An international student accused of failing to stop at a Cardigan Village intersection, causing a two-vehicle collision that killed her friend, has argued she did not know she had to stop until it was too late.
Nasuha Nasser, 22, sought a sentence indication at the County Court in Ballarat on Thursday over the fatal crash at the Madden Road and Remembrance Drive intersection on November 24.
New leglislation states an accused person can prove there are substantial and compelling circumstances, that are exceptional and rare, to not impose imprisonment in addition to a community correction order.
Nasser's barrister, Paul D'Arcy, said there were a number of compelling circumstances included in the case for his client to be sentenced to a non-custodial sentence.
He said Nasser did not recognise the intersection's stop sign because there were no overhead lights and a hotel on the corner blocked her vision.
He said the deceased person was not wearing a seatbelt and there were no aggravating factors involved.
Mr D'Arcy said the Minister for Transport had recently said the Cardigan Village intersection was inherently dangerous and VicRoads had drawn plans to build a roundabout two years ago.
Between 2015 and 2018, 10 collisions occurred at the intersection which involved 18 injuries and one death, he told the court.

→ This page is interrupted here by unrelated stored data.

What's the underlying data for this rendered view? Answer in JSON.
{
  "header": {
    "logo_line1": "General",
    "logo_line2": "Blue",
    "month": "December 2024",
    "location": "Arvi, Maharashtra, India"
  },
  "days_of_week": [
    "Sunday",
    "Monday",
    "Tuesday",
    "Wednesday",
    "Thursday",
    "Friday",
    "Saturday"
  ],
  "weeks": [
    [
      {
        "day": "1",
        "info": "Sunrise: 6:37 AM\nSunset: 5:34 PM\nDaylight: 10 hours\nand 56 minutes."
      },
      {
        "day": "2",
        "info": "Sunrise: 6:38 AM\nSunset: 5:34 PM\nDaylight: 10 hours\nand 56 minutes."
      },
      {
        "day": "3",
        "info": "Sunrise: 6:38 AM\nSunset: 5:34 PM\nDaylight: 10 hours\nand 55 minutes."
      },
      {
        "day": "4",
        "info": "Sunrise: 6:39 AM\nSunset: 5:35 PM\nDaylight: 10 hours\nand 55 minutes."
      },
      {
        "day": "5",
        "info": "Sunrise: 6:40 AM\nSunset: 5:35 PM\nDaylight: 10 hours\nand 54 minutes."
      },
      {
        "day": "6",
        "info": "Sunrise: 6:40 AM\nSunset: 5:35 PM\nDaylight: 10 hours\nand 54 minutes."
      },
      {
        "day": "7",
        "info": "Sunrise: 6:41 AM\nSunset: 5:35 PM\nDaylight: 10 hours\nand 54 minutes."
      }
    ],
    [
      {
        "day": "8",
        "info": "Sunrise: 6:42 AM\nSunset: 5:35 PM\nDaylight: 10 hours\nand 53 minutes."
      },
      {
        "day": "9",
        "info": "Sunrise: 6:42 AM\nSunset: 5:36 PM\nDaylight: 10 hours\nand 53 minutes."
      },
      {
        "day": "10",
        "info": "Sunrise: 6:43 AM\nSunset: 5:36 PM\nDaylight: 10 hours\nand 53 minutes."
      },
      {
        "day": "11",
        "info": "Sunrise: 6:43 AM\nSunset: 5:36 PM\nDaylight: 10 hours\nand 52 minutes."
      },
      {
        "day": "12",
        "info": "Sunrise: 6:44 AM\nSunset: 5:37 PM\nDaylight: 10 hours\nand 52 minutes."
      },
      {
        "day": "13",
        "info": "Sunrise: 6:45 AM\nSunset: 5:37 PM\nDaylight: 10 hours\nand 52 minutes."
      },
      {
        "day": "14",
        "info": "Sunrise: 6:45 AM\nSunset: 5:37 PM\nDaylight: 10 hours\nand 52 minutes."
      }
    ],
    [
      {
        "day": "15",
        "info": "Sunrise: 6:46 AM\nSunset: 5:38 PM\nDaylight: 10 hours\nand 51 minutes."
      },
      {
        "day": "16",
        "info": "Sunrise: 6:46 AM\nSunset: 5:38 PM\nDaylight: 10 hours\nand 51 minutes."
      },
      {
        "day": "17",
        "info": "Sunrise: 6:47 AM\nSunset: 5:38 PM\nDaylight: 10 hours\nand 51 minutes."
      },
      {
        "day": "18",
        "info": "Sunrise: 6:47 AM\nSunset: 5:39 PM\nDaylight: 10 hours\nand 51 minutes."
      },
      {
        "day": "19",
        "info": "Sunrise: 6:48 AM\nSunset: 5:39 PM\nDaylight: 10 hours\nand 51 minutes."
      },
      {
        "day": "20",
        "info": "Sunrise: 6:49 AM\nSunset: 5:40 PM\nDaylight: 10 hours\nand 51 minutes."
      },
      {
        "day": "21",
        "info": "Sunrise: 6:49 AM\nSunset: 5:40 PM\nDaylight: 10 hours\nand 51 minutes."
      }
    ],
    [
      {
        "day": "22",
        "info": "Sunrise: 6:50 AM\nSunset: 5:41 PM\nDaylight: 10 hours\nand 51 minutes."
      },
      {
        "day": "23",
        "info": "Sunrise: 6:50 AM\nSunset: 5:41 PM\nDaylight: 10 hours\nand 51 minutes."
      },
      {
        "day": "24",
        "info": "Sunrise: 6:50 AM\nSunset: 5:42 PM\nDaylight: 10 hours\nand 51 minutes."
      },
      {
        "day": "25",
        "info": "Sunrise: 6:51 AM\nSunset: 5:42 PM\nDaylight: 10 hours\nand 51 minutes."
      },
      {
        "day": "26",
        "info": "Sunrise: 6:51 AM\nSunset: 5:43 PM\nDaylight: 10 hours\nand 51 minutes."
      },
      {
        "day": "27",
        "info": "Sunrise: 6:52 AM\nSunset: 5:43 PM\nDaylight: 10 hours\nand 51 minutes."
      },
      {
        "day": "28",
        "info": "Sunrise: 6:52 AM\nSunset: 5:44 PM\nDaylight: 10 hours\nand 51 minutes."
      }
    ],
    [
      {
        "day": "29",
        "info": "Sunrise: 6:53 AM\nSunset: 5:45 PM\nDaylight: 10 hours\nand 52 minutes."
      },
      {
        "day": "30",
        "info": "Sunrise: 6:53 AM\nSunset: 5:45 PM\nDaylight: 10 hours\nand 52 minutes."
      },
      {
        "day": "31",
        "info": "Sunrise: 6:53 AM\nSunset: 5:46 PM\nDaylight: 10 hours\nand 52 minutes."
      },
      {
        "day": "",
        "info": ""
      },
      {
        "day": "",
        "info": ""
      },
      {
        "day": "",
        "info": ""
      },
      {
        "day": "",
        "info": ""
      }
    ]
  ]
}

"This is low level offending of this type. The villain of the piece is this intersection," Mr D'Arcy said.
"This is not the case of someone deliberately running a red light or going through an intersection she knew to stop at.
"The issue here is she didn't know of her obligation until it was too late. She didn't know there was a stop sign there until it was too late."
Judge Gerard Mullaly said he had to deal with the sentencing principle.
"Here is a stop sign and all drivers have a responsibility ... to comply with baseline rules, to stop and let them go through," Judge Mullaly said.
"It's incumbent of those who use the roads to stop at a stop sign to avoid a collision."
Crown prosecutor David O'Doherty said Nasser failed to notice a warning sign 180 metres prior to the intersection.
"She says she looks to the right but doesn't look to the left. It's a case of her failing to keep a proper look out," Mr O'Doherty said.
Nasser, of Brunswick, was allegedly driving a blue Renault along Madden Road in Cardigan Village at 8.15pm on November 24, carrying four passengers.
Police allege she failed to stop at a T-intersection and collided with a white Triton travelling east on Remembrance Drive, carrying a 48-year-old man and his 10-year-old daughter.
Singaporean national Gwyneth Siying Lok died in The Alfred hospital four days after the crash. Other passengers, Yan Fei Ngoh, and Nasser's twin sister, Naimi Nasser, were seriously injured.
The group, which included Singaporean nationals visiting Nasser, were on their way home in a hire car after visiting in Halls Gap.
Nasser has pleaded not guilty to seven offences, including driving in a manner dangerous causing death, negligent driving causing serious injury, driving in a dangerous manner causing serious injury, careless driving and failing to stop and give way at a stop sign.
Judge Mullaly will decide the sentence indication in October in Melbourne.
Nasser's bail was extended with conditions she report to police once a week, live at a static address, not to leave Australia and not to drive a motor vehicle.